Indeed, reading in “Mistra” a passage from his visit to Athens and Piraeus, it is as if we are going back in time and reliving the everyday life of those times: “Piraeus is the port of Athens, towards which the capital is rapidly spreading its tentacles along the electric rails, where before long houses and factories will hide this broad, dusty Attic ribbon. In a smoky atmosphere, a forest of masts and smokestacks prepares for a more arduous tomorrow and the creation of a larger port. Alleys and great [road] arteries, shacks and palaces, steamships and ocean liners, carriages and limousines – they all make a great commercial and naval Babel.”
‘As necessary as bread’
It is also interesting how he describes the Athenians as avid newspaper readers, during the train journey from Piraeus to the center of Athens: “In the 20 minutes of the journey, everyone is reading a newspaper.
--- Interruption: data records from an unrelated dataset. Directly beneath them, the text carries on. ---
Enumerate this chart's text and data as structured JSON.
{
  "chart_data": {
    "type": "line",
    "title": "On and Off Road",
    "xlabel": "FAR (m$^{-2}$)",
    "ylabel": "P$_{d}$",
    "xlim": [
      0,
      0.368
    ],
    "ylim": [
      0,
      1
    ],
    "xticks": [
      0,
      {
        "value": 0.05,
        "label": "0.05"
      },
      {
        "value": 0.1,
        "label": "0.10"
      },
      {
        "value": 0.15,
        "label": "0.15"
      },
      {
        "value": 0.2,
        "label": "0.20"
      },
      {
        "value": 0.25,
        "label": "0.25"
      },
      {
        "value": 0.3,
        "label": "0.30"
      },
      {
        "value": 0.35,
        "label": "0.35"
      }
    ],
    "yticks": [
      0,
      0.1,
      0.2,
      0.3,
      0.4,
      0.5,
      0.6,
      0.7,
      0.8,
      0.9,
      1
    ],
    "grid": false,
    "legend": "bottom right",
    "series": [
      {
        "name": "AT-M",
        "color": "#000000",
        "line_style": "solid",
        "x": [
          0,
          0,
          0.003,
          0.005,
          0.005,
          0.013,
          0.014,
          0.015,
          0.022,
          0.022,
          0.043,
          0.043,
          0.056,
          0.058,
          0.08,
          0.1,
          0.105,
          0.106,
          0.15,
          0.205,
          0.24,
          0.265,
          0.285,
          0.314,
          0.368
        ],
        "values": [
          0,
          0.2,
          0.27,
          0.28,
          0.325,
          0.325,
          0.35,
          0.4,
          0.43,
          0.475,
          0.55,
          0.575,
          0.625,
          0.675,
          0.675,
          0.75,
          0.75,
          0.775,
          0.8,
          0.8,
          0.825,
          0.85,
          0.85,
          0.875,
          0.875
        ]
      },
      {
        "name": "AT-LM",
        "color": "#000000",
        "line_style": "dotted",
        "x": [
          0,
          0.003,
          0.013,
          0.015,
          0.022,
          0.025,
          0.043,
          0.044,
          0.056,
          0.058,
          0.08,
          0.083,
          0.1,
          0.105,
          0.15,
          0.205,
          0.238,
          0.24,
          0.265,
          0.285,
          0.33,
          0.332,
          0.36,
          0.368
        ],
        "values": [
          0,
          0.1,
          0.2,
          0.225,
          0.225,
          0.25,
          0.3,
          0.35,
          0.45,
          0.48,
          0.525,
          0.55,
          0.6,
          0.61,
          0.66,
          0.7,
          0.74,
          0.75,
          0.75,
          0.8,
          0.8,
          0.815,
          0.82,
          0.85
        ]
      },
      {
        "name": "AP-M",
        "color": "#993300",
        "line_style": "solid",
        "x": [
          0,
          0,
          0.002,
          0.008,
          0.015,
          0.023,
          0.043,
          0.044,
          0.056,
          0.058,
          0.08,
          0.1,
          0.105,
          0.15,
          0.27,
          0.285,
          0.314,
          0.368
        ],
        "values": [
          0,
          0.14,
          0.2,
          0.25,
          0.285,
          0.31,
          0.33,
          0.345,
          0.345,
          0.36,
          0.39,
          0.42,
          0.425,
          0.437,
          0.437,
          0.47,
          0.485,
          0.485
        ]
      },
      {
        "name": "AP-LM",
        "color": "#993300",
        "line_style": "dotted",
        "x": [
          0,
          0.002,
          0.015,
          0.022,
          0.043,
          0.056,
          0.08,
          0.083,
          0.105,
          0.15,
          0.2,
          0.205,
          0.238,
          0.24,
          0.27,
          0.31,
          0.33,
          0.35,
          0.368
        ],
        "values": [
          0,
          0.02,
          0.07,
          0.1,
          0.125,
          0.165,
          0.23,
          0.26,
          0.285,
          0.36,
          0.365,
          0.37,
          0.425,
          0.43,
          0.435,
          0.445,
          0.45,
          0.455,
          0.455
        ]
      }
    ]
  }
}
It is unbelievable how many newspapers are printed in Greece! And all of them are well made, presentable, in large formats and with a variety of titles. Everyone here reads with such frenzy, that they say that the newspaper is a commodity as necessary as bread!” An insightful folklorist, a sophisticated and tireless traveler and an artist gifted with a multifaceted and heaven-sent gift, Francois Perilla came quietly, like a luminous apostle, and left just as quietly. The about 30 publishing gems he left behind glorify graphic arts and exemplify in the most impressive way their high potential, while representing for our country an unknown visual treasure and a priceless legacy of culture.